Children and Creative Writing
But today’s generation of parents are all for supplementing single-minded curricula in schools with the newly minted pedagogy of creative writing. Today, a fleet of independent creative writing courses seek to emphasize writing and communication as essential skills for young people who want to succeed. Last month, a children’s literature festival in Mumbai extended off The Writer’s Bug, a reading and writing forum which organizes fortnightly writing activities in Mumbai. From 17 May, Young Zubaan, the children’s imprint of independent publisher Zubaan, will host a workshop for aspiring young writers, collaborating with The Pomegranate Workshop (TPW), an experience-oriented arts venture, at The Attic, New Delhi. In Bangalore this summer, in addition to sports camps, art and theatre workshops, children can take creative writing courses organized by programmes such as iLeap, a comprehensive after-school children’s curriculum, and small businesses like MyMitra Children’s Library.

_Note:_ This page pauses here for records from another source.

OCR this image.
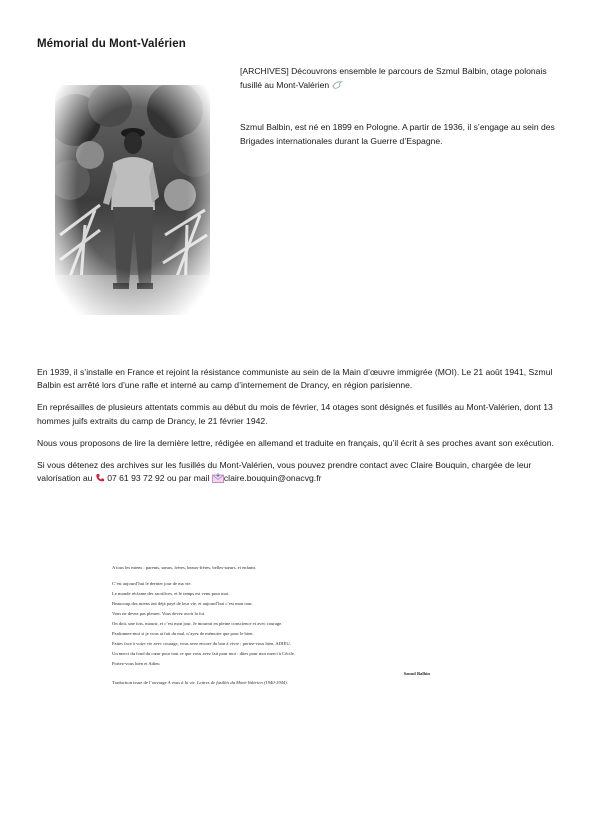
Mémorial du Mont-Valérien

[ARCHIVES] Découvrons ensemble le parcours de Szmul Balbin, otage polonais fusillé au Mont-Valérien

Szmul Balbin, est né en 1899 en Pologne. A partir de 1936, il s’engage au sein des Brigades internationales durant la Guerre d’Espagne.

En 1939, il s’installe en France et rejoint la résistance communiste au sein de la Main d’œuvre immigrée (MOI). Le 21 août 1941, Szmul Balbin est arrêté lors d’une rafle et interné au camp d’internement de Drancy, en région parisienne.

En représailles de plusieurs attentats commis au début du mois de février, 14 otages sont désignés et fusillés au Mont-Valérien, dont 13 hommes juifs extraits du camp de Drancy, le 21 février 1942.

Nous vous proposons de lire la dernière lettre, rédigée en allemand et traduite en français, qu’il écrit à ses proches avant son exécution.

Si vous détenez des archives sur les fusillés du Mont-Valérien, vous pouvez prendre contact avec Claire Bouquin, chargée de leur valorisation au 07 61 93 72 92 ou par mail claire.bouquin@onacvg.fr

A tous les miens : parents, sœurs, frères, beaux-frères, belles-sœurs, et enfants
C’est aujourd’hui le dernier jour de ma vie.
Le monde réclame des sacrifices, et le temps est venu pour moi.
Beaucoup des miens ont déjà payé de leur vie, et aujourd’hui c’est mon tour.
Vous ne devez pas pleurer. Vous devez avoir la foi.
On doit, une fois, mourir, et c’est mon jour. Je mourrai en pleine conscience et avec courage.
Pardonnez-moi si je vous ai fait du mal, n’ayez de mémoire que pour le bien.
Faites face à votre vie avec courage, vous avez encore du bon à vivre ; portez-vous bien, ADIEU.
Un merci du fond du cœur pour tout ce que vous avez fait pour moi : dites pour moi merci à Cécile.
Portez-vous bien et Adieu
Szmul Balbin
Traduction issue de l’ouvrage A vous à la vie. Lettres de fusillés du Mont-Valérien (1940-1944).
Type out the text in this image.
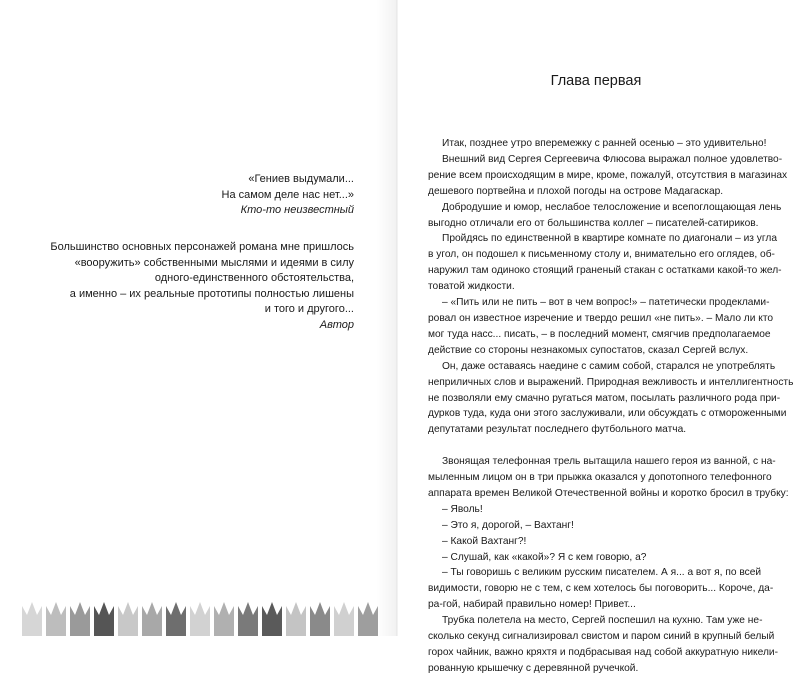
«Гениев выдумали...
На самом деле нас нет...»
Кто-то неизвестный
Большинство основных персонажей романа мне пришлось
«вооружить» собственными мыслями и идеями в силу
одного-единственного обстоятельства,
а именно – их реальные прототипы полностью лишены
и того и другого...
Автор
Глава первая
Итак, позднее утро вперемежку с ранней осенью – это удивительно!
Внешний вид Сергея Сергеевича Флюсова выражал полное удовлетво-
рение всем происходящим в мире, кроме, пожалуй, отсутствия в магазинах
дешевого портвейна и плохой погоды на острове Мадагаскар.
Добродушие и юмор, неслабое телосложение и всепоглощающая лень
выгодно отличали его от большинства коллег – писателей-сатириков.
Пройдясь по единственной в квартире комнате по диагонали – из угла
в угол, он подошел к письменному столу и, внимательно его оглядев, об-
наружил там одиноко стоящий граненый стакан с остатками какой-то жел-
товатой жидкости.
– «Пить или не пить – вот в чем вопрос!» – патетически продеклами-
ровал он известное изречение и твердо решил «не пить». – Мало ли кто
мог туда насс... писать, – в последний момент, смягчив предполагаемое
действие со стороны незнакомых супостатов, сказал Сергей вслух.
Он, даже оставаясь наедине с самим собой, старался не употреблять
неприличных слов и выражений. Природная вежливость и интеллигентность
не позволяли ему смачно ругаться матом, посылать различного рода при-
дурков туда, куда они этого заслуживали, или обсуждать с отмороженными
депутатами результат последнего футбольного матча.
Звонящая телефонная трель вытащила нашего героя из ванной, с на-
мыленным лицом он в три прыжка оказался у допотопного телефонного
аппарата времен Великой Отечественной войны и коротко бросил в трубку:
– Яволь!
– Это я, дорогой, – Вахтанг!
– Какой Вахтанг?!
– Слушай, как «какой»? Я с кем говорю, а?
– Ты говоришь с великим русским писателем. А я... а вот я, по всей
видимости, говорю не с тем, с кем хотелось бы поговорить... Короче, да-
ра-гой, набирай правильно номер! Привет...
Трубка полетела на место, Сергей поспешил на кухню. Там уже не-
сколько секунд сигнализировал свистом и паром синий в крупный белый
горох чайник, важно кряхтя и подбрасывая над собой аккуратную никели-
рованную крышечку с деревянной ручечкой.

Creative writing education has arrived, in a surprisingly big way.
“It’s important for my child to break away from her syllabus and observe the world around her,” says Mumbai-based Vrinda Khattar, who is registering her seven-year-old daughter for a writing course this summer. “An academic curriculum can extinguish creativity. I would want my child to develop the other kinds of intelligence—Howard Gardner speaks of eight different types of intelligence—not addressed by a syllabus.” Khattar realized her daughter, Nitika, would benefit from creative writing classes when she was asked to write for the school magazine; the proud mother says Nitika’s first piece, on her dance practice, was published recently.
Education professionals agree. “Children step out of pre-packaged, pre-defined scripts through creative writing,” says American educator Steven Rudolph, co-founder of the Jiva Public School in Faridabad, Haryana, an ICSE (Indian Certificate of Secondary Education)-recognized school with its own curriculum based on Rudolph’s multiple intelligences and multiple natures framework.